The deubiquitylase USP9X controls ribosomal stalling
Cancy A., Heride C., Pinto-Fernandez A., Kallinos A., Kayser-Bricker K., Wang W., Smith V., Elcocks H., Fessler S., McKinnon C., Katz M., Hammonds T., Jones N., DAVIS S., O'Connell J., Follows B., Mischke S., Caravella J., Ioannidis S., Dinsmore C., Kim S., Behrens A., Komander D., KESSLER B., Urbe S., Clague M.

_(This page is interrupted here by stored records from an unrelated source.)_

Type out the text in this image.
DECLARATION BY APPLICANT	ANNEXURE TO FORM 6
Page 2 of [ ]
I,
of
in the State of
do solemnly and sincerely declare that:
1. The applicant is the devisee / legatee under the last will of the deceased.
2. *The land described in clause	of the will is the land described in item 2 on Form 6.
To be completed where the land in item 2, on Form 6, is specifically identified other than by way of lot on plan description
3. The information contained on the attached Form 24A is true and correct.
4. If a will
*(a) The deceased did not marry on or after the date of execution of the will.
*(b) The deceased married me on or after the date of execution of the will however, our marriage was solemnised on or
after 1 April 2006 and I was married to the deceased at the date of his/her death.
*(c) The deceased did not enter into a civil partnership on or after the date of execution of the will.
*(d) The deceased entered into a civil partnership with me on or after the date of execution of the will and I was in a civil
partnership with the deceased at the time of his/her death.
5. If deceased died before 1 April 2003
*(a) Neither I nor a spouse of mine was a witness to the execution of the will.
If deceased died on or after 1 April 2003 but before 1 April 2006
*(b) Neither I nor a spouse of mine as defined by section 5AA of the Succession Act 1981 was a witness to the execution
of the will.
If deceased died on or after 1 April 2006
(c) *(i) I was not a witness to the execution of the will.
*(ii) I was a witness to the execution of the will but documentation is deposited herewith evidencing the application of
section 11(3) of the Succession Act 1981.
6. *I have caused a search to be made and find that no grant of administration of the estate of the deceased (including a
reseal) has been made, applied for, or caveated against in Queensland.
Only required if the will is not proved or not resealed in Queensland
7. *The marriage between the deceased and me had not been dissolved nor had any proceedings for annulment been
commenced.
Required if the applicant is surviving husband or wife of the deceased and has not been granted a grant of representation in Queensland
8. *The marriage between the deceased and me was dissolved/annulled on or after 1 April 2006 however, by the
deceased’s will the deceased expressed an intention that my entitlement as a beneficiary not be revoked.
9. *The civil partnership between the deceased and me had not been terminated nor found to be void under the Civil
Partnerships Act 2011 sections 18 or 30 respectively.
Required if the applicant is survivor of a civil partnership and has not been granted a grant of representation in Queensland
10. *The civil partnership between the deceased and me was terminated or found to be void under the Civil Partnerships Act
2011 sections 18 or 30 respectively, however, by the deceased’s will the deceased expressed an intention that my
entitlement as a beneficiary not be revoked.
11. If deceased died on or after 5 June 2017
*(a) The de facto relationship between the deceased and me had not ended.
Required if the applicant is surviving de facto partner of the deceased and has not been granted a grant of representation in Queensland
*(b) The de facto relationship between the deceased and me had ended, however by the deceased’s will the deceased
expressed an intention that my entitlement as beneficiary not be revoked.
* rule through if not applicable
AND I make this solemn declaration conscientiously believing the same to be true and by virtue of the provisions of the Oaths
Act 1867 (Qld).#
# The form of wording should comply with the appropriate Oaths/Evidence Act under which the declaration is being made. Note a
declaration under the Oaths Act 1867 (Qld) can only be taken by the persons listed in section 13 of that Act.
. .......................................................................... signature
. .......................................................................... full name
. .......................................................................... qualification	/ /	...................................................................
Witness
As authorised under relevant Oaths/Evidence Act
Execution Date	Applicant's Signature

When a ribosome stalls during translation, it runs the risk of collision with a trailing ribosome. Such an encounter leads to the formation of a stable di-ribosome complex, which needs to be resolved by a dedicated machinery. The initial stalling and the subsequent resolution of di-ribosomal complexes requires activity of Makorin and ZNF598 ubiquitin E3 ligases respectively, through ubiquitylation of the eS10 and uS10 sub-units of the ribosome. It is common for the stability of RING E3 ligases to be regulated by an interacting deubiquitylase (DUB), which often opposes auto-ubiquitylation of the E3. Here, we show that the DUB USP9X directly interacts with ZNF598 and regulates its abundance through the control of protein stability in human cells. We have developed a highly specific small molecule inhibitor of USP9X. Proteomics analysis, following inhibitor treatment of HCT116 cells, confirms previous reports linking USP9X with centrosome associated protein stability and reveals loss of ZNF598 and Makorin 2. In the absence of USP9X or following chemical inhibition of its catalytic activity, steady state levels of Makorins and ZNF598 are diminished and the ribosomal quality control pathway is impaired.